Sanders Doesn't Rule Out Supporting Manchin, Sinema Primary Challengers

The Vermont senator expressed frustration about the two Democrats joining Republicans in blocking major legislation.

Sen. Bernie Sanders (I-Vt.) said on Sunday that he’s open to the idea of supporting Democratic primary challengers to Sens. Joe Manchin (W.Va.) and Kyrsten Sinema (Ariz.), the two Democrats who have joined Senate Republicans in blocking major legislation.

“You have, sadly enough, two Democrats who choose to work with Republicans, rather than the president, and who have sabotaged the president’s effort to address the needs of working families in this country,” Sanders told host Dana Bash, echoing frustrations he has expressed about Manchin and Sinema, who refuse to vote to change Senate rules that would allow Democratic-backed bills — such as voting rights and social spending — to pass.

Asked if he would help campaign against Manchin and Sinema in their next Democratic primaries, Sanders did not oppose the idea.

“Well, that’s a long way coming.
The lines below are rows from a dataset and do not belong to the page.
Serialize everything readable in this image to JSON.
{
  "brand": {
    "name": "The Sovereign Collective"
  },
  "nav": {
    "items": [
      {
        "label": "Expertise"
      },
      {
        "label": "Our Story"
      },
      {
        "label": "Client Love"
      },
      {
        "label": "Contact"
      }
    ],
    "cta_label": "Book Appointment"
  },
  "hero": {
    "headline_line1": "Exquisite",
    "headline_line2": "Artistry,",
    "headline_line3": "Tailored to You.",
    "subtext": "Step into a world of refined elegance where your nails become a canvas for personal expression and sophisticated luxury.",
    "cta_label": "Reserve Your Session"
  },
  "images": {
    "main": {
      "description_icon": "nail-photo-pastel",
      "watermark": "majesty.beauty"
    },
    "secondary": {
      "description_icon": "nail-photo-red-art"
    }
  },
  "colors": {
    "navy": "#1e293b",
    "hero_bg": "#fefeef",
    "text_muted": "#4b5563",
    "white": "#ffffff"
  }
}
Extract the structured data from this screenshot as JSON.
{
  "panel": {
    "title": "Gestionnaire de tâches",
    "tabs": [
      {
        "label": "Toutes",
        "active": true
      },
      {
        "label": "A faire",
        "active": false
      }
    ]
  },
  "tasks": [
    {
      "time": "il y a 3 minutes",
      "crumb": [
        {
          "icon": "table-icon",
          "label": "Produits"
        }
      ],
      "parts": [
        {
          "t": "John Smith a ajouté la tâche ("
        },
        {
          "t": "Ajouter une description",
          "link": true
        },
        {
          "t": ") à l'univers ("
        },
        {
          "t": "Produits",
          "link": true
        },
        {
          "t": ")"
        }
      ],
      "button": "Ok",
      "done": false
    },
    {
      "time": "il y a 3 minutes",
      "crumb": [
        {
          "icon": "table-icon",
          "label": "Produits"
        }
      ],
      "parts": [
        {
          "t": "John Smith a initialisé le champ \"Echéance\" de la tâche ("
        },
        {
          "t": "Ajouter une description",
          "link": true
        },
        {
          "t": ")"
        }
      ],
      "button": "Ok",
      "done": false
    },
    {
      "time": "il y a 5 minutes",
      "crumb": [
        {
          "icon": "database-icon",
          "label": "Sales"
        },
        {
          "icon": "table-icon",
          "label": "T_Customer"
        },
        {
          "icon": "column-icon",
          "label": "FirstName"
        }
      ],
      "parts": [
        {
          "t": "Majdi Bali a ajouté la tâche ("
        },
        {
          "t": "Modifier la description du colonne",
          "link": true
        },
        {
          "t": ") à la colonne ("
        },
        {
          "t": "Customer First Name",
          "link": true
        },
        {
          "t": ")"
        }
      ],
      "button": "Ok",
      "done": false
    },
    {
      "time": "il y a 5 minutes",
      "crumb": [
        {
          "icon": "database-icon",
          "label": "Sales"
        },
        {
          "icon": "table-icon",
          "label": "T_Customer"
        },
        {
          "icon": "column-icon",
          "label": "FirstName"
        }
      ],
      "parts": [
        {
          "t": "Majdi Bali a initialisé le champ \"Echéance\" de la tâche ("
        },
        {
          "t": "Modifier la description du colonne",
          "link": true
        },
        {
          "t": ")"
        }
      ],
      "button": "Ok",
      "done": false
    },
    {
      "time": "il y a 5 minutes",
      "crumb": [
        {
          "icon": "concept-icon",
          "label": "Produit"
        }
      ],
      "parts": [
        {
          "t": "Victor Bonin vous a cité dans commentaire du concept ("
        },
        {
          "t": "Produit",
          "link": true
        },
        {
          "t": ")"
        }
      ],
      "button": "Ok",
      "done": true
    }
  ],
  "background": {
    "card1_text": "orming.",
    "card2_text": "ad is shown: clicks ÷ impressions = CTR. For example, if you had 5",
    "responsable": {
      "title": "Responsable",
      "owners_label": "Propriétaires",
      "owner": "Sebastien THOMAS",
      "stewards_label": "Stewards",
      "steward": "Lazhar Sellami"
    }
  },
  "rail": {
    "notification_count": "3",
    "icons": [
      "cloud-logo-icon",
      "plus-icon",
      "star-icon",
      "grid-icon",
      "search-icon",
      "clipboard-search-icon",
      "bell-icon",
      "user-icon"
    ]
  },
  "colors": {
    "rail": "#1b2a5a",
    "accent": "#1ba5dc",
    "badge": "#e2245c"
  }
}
They’re not up until 2024,” Sanders said. “But if there were strong candidates in those states who were prepared to stand up for working families, who understand that the Democratic Party has got to be the party of working people taking on big money interests — if those candidates were there in Arizona and West Virginia, yes, I would be happy to support them.”

Manchin is unlikely to face a progressive challenger who would gain traction; Donald Trump carried West Virginia by nearly 39 percentage points in 2020. But Sinema faces different political dynamics, with several groups already raising money for her eventual primary challenger. Donors are threatening to abandon her, and youth activists are holding a second hunger strike to protest Sinema’s legislative inaction.

On Saturday, leaders of the Arizona Democratic Party responded to her unwillingness to advance legislation by voting to censure Sinema, a symbolic condemnation of the woman who three years ago won Democrats’ first Arizona Senate election in a generation. After repeatedly blocking voting rights legislation Democrats consider necessary to preserve democracy, Sinema has grown increasingly isolated from many of her party’s most influential officials and donors.

Sanders on Sunday called the censure “absolutely” appropriate, especially in the context of her role in preventing the Senate from passing voting rights legislation.

Sanders blasted the two senators last week after they joined Republicans in voting against changing Senate filibuster rules, slamming the door on Democrats’ latest effort to pass a voting rights bill. On Sunday, he repeated his exhaustion at the party’s nearly six months of negotiating with Manchin and Sinema, which has resulted in virtually no progress.

“We need to bring important pieces of legislation that impact the lives of working families right onto the floor of the Senate,” the Vermont senator said. “And if the Republicans want to vote against lowering the cost of prescription drugs, climate change, home health care, whatever it may be — and if the Democrats, two Democrats, want to join them, let the American people see what’s happening.”